The FDA also said that studies showed no benefit in the treatment of depression with doses higher than 40 mg per day.
The revised drug label was based on post-market reports and a clinical trial showing that people taking 60 mg per day of citalopram — a dose that was previously approved by the FDA for certain patients — were at increased risk of unsafe changes to the electrical activity of the heart, a condition known as “prolongation of the QT interval,” compared with patients taking 20 mg of citalopram a day or a placebo.
These electrical-activity changes can lead to abnormal heart rhythms, which can be fatal, the FDA said. Based on the trial data, the agency estimated that a 40-mg-per-day dose of Celexa would be safe.
People at particular risk for QT interval prolongation include those with underlying heart conditions or those who have low levels of potassium and magnesium in the blood.

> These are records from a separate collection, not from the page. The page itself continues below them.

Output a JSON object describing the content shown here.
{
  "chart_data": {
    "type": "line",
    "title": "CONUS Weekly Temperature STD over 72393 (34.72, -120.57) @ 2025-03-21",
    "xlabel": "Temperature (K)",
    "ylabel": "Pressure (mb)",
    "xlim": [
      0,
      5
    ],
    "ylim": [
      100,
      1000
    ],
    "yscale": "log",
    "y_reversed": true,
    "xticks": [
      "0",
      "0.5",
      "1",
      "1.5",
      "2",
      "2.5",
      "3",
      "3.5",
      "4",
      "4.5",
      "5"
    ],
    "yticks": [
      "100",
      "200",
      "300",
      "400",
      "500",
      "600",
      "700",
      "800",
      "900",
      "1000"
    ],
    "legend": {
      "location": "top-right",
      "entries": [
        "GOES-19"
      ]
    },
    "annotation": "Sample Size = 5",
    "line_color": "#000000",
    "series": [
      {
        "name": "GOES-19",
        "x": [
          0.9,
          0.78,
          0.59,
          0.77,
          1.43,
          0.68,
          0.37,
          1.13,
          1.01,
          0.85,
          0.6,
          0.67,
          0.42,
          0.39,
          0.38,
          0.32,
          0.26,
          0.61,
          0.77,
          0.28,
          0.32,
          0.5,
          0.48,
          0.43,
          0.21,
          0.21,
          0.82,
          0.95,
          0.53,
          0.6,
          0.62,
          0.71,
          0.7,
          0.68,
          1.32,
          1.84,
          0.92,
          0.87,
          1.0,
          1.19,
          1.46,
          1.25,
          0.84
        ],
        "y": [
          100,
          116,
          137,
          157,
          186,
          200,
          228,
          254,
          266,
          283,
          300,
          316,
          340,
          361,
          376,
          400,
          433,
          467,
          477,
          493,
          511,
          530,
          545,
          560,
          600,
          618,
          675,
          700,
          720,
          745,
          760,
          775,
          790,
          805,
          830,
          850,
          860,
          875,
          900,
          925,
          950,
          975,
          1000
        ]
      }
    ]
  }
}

The new drug labels for Celexa and its generics will no longer allow doses of 60 mg per day and will include a warning about the heart risks. The FDA’s safety communication did not include information about the closely related selective serotonin reuptake inhibitor Lexapro (escitalopram).
For now, the agency recommends that people taking higher doses of Celexa talk to their doctors before making any changes to their medication. Patients taking Celexa should seek immediate care, however, if they experience irregular heartbeat, shortness of breath, dizziness or fainting.
Any adverse events associated with Celexa should be reported to the FDA’s MedWatch program, by phone (800-332-1088) or online. (For other contact information, check out the FDA’s safety communication here.)